Elly nodded and hoped her discomfort wasn't visible on her face. She did like the girl, truly, but the way Sarah never left her side was unnerving, no matter how much Elly disliked being alone these days.

Maybe because the girl wasn't who Elly longed to have at her side. Her brother David would have been nice. He had always known how to make her smile, even in the worst situations. Or her mother, to give her a warm hug. 

Elly steered for the first table in the hall to give out the soup. Happy grunts and thanks grumbled with full mouths were her answers.

"Pretty as always," one of the regulars said. Elly had noticed he was one of the many people without his own roof who came in the same clothes every night. "Your face is really wasted in a place like this."

Elly smiled and walked on to the next table. "Seconds?" she asked.

Few men and women raised their bowls as an answer.

Elly's attention caught on a hooded figure that seemed to wish to disappear below the table. Next to it sat a tall man with a nasty scar all over his face that eyed Elly with a silent attention that gave her goosebumps.

"Seconds?" she asked anyway and forced a smile on her lips. She had become good at that lately, with all the practice she'd had in Castermere. And also at patience.
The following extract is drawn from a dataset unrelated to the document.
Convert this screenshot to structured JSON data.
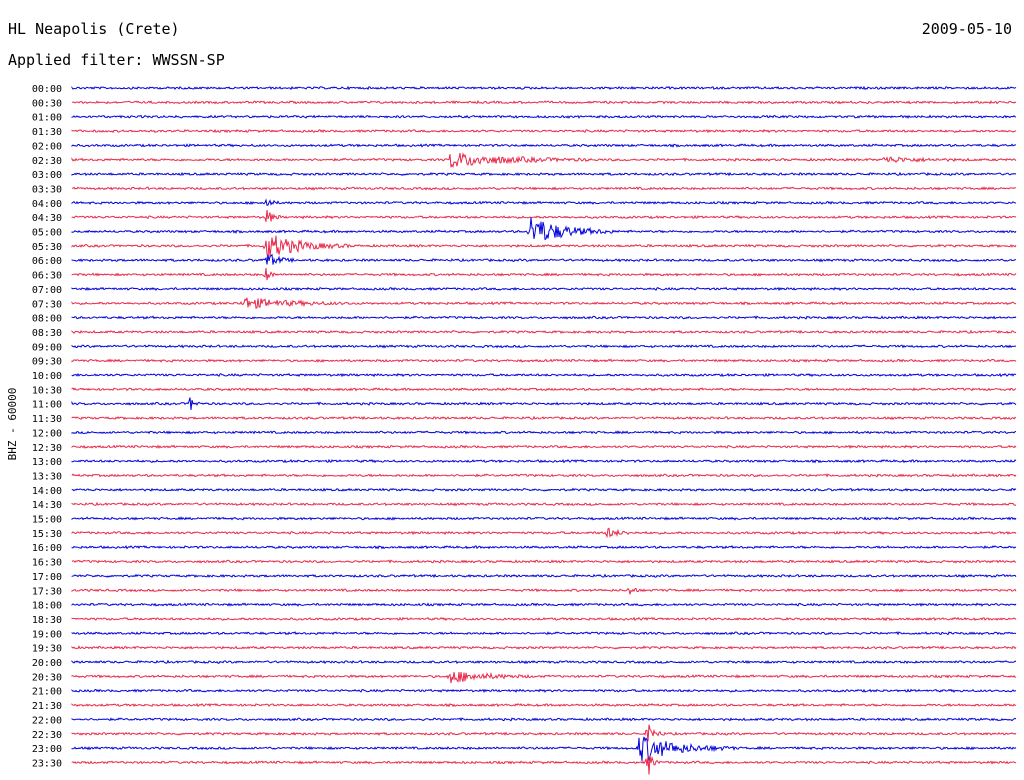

Her mother might have been proud of her, hadn't Elly been so entirely disgraced.

The tall man shook his head, the hooded one gave no response at all. He held his head low and shoulders high.

"Very well." Elly went on to complete her rounds, until there was nothing left in the pot, then she brought it back to the kitchen to collect the empty bowls next.

And there she caught him staring.

The hooded man who wouldn't dare look at her up close before, watched her every move from afar. The moment their eyes met, both of them froze.

It was those crystal clear blue eyes, that had haunted Elly every day and every night ever since she had first seen them.

For a second all the world slipped away from her. Therewas no sound but her hectic heartbeat. The bowl almost rattled out of her hands and the black hole in her stomach threatened to swallow her whole, like in her nightmares. At the same time her heart ached with hopes she refused to acknowledge.

"Are you alright, pretty? You seen a ghost?" the homeless man asked.

Elly needed a second to respond. Then she smiled at him. "Even worse."

A demon.

She meant to run away crying, all the horrible memories and emotions coming back to her. The pain of loss. Loneliness. Shame. Wild anger over the injustice thathad happened to her. She didn't want to begin to imagine what terrors waited now for her. And there had to be some.